Llevamos tres semanas de Cuaresma y nos quedan otras tres para llegar a la Semana Santa. ¿Cabe preguntarme de qué me están sirviendo estos días? ¿Qué en concreto estoy puliendo, podando, ajustando de mi vida? ¿En qué necesito cambiar? ¿Mejorar? Porque nos fijamos mucho en que ser cristiano es ser buena persona, y ¿qué significa eso para mi vida? Identificar cristiano con buena persona es una buena excusa para no plantearnos nada, para seguir igual, para que Dios no sea ni referencia ni exigencia de nuestra vida. Pretexto para la tibieza, la mediocridad y el conformismo.
Ser cristiano es ser discípulo de Jesús y ya sabemos a dónde nos lleva seguir sus pasos: a la cruz. Crucificar odios, rencores, envidias, celos, egoísmos, avaricias, apariencias, materialismos… Cada uno conoce su vida. No se trata de esfuerzos de la voluntad, aunque necesitemos de ellos. Es la conversión del corazón. Dice el papa san Juan XXIII: «La conversión no es solo cambiar de vida, sino cambiar de corazón».

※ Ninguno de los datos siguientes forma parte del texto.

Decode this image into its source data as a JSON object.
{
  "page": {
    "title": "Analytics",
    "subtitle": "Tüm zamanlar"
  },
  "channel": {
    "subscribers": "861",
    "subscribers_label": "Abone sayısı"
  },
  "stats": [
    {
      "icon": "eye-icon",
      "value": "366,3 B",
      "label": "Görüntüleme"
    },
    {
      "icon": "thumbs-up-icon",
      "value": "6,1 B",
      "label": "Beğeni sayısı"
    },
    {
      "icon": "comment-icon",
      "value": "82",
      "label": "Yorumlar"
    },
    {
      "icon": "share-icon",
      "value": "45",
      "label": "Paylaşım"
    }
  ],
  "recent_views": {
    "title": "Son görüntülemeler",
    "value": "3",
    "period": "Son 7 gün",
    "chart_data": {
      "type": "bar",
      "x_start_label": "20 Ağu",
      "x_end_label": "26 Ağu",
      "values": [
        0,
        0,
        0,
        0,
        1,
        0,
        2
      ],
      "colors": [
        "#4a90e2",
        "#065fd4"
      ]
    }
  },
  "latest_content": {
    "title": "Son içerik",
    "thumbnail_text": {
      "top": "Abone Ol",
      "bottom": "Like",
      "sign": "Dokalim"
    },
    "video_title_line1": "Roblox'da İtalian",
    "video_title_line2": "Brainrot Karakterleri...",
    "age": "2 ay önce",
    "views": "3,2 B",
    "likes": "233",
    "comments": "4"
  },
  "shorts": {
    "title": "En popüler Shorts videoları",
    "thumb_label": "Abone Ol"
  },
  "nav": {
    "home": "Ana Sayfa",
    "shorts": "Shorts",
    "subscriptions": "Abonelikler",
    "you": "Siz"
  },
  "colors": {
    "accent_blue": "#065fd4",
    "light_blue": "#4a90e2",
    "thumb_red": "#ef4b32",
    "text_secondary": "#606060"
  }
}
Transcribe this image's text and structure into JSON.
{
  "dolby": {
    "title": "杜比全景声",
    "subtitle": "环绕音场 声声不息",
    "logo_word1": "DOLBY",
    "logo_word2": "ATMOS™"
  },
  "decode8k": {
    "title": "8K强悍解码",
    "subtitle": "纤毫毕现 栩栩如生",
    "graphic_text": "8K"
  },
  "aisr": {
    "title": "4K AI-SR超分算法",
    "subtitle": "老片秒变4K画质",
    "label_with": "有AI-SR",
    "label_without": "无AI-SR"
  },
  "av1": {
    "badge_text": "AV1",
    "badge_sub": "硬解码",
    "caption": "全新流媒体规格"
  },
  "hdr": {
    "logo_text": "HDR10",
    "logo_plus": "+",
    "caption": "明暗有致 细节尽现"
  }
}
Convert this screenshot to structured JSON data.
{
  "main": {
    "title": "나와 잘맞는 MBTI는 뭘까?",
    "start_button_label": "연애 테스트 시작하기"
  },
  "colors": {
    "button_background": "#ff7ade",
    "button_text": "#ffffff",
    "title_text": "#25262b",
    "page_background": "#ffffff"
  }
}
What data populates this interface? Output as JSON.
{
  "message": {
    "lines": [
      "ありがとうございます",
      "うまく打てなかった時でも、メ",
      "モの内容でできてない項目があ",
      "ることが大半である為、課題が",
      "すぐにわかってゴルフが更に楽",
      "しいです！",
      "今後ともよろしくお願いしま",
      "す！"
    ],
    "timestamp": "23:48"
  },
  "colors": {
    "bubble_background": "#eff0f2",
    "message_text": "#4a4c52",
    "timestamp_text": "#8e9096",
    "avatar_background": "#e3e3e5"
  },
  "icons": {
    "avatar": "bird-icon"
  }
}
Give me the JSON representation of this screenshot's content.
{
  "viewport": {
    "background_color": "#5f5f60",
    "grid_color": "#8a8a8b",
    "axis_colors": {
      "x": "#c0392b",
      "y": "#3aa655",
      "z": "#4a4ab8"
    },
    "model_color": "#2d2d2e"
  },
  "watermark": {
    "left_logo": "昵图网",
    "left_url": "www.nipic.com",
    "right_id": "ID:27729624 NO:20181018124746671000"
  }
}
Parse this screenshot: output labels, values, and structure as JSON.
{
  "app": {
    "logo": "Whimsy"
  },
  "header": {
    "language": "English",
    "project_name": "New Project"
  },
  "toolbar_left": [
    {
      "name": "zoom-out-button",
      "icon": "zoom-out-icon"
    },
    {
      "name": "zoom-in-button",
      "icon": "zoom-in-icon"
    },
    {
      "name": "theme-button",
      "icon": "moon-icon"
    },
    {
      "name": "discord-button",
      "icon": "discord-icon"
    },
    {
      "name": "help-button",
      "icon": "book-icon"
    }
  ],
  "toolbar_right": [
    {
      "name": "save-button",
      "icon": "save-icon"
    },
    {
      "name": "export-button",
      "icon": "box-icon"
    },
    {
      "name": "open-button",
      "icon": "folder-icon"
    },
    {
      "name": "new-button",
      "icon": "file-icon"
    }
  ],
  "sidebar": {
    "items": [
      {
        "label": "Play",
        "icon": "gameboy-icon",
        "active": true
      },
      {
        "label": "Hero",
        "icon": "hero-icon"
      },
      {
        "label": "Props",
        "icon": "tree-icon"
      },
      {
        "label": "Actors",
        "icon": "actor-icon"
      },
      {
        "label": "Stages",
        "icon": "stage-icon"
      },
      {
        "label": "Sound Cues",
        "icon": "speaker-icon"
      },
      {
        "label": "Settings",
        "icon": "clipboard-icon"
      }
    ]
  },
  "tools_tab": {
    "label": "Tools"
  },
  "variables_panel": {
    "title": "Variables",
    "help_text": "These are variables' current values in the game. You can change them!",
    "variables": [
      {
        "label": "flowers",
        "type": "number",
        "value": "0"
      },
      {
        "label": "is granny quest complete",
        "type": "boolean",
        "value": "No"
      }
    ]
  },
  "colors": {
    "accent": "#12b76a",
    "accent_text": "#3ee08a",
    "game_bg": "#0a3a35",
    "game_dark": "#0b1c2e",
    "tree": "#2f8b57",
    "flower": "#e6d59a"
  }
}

Otras iglesias acusan a La Católica de que lo tenemos fácil: vamos a confesar, nos arrepentimos y ya está el perdón. Y no, el arrepentimiento no se puede improvisar. O te duele el corazón, o no te duele, o lloras en el alma por tus pecados y ofensas, ya sean contra Dios, contra los demás, o contra uno mismo, o no hay arrepentimiento verdadero. O tienes experiencia de ello, o no, pero no se puede improvisar.
La conversión es la del corazón que podrá ir acompañada de nuevas actitudes y hábitos que serán reflejo de una realidad más profunda.